OXFORDSHIRE has been named the best performing county council waste disposal authority in England for the sixth year in a row.
Last year residents recycled or composted a larger proportion of their household waste than the previous year, while the national average for recycling fell, according to new government figures released on 29 November.
Recycling officers at Oxfordshire County Council point to residents recycling more of their food waste as an important reason for the increase.
Nearly 20,000 tonnes of food waste was recycled in 2018-19 – up 6% on the previous year.
The four district councils and the city council in Oxford operate the kerbside collections of household recycling and waste, which Oxfordshire County Council then disposes of.
Overall 58% of household waste was recycled in Oxfordshire last year, compared to 57% the previous year.
The national average was only 44.8%, according to the new figures from the Department for Environment, Food and Rural Affairs.
Individually, the five District and City Authorities in Oxfordshire have also achieved excellent results above the national average.
Yvonne Rees, Chief Executive at Oxfordshire County Council, said: “I would like to thank our residents who have done another great job of recycling so the county keeps the top spot in the country. Oxfordshire councils provide really good waste collection and recycling services, but it is only because most people use them properly that we’re able to perform so well.”
Still, waste officers at the county council have said that there is still a lot more to be done to improve recycling rates and the county council is keen to see further improvements as part of its goal to becoming carbon neutral by 2030.
The Oxford Environmental Partnership of the Oxfordshire district, city and county councils has a target to increase recycling to 70% by 2025.
Around half of the waste put in the general waste bin – the bin for non-recyclable materials only – could actually be recycled.
Further increasing the amount of waste that is recycled or composted would make a huge difference to the county’s figures and save precious resources from being wasted.
The county’s leading place is down to the commitment of our residents to reduce and dispose of waste responsibly.
The County Council’s Waste Disposal Authority, together with the five district and city authorities in Oxfordshire, provide comprehensive services to maximise the amount of materials that can be collected for reuse, recycling and composting.

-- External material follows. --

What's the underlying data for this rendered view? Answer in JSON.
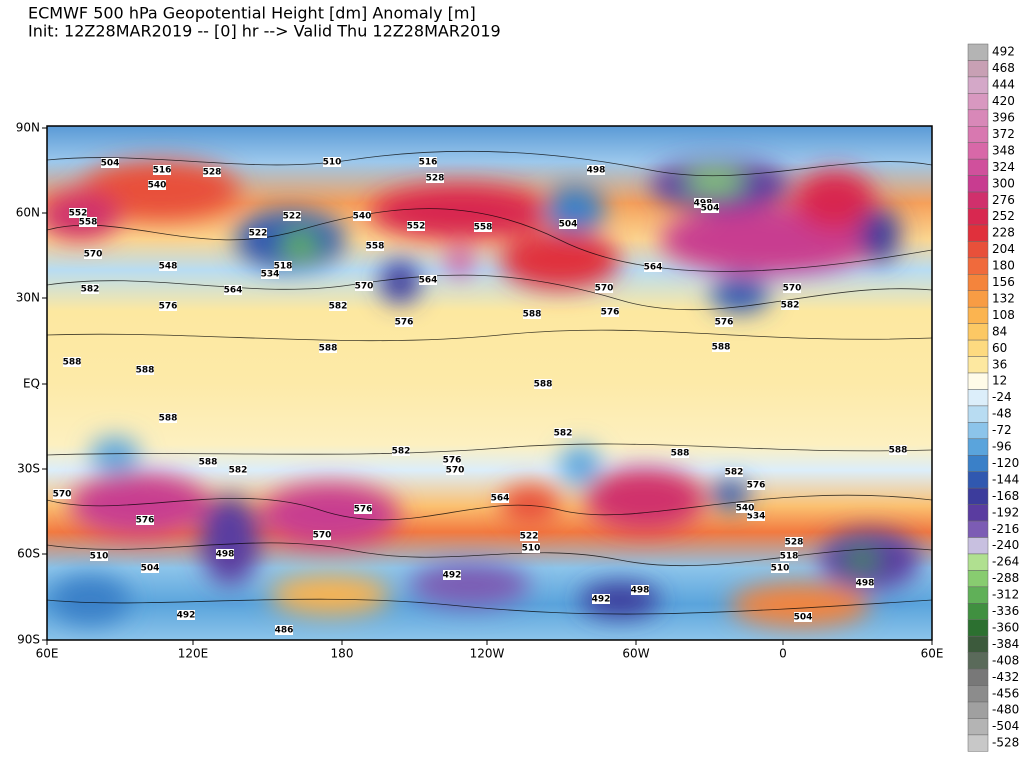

Oxfordshire also has a very active network of community action groups funded by the county council that help tackle and reduce waste.
Residents can also use one of seven household waste recycling centres across the county.
This is part of the county council’s commitment to enhancing the quality of life in our communities and the protection of the local environment are top priorities.
Ms Rees added: “We’re not complacent though. This year more waste collected for recycling than ever before has been rejected due to the wrong waste being put into the wrong kerbside containers such as textiles, nappies and food being put in the mixed recycling bin.
“We know that around half the items placed in the general waste bin could have been recycled using the services provided locally, and this includes a huge amount of food waste. So please check your local council website, make sure you’re recycling everything you can and look for tips on how to reduce the amount of waste your household produces.”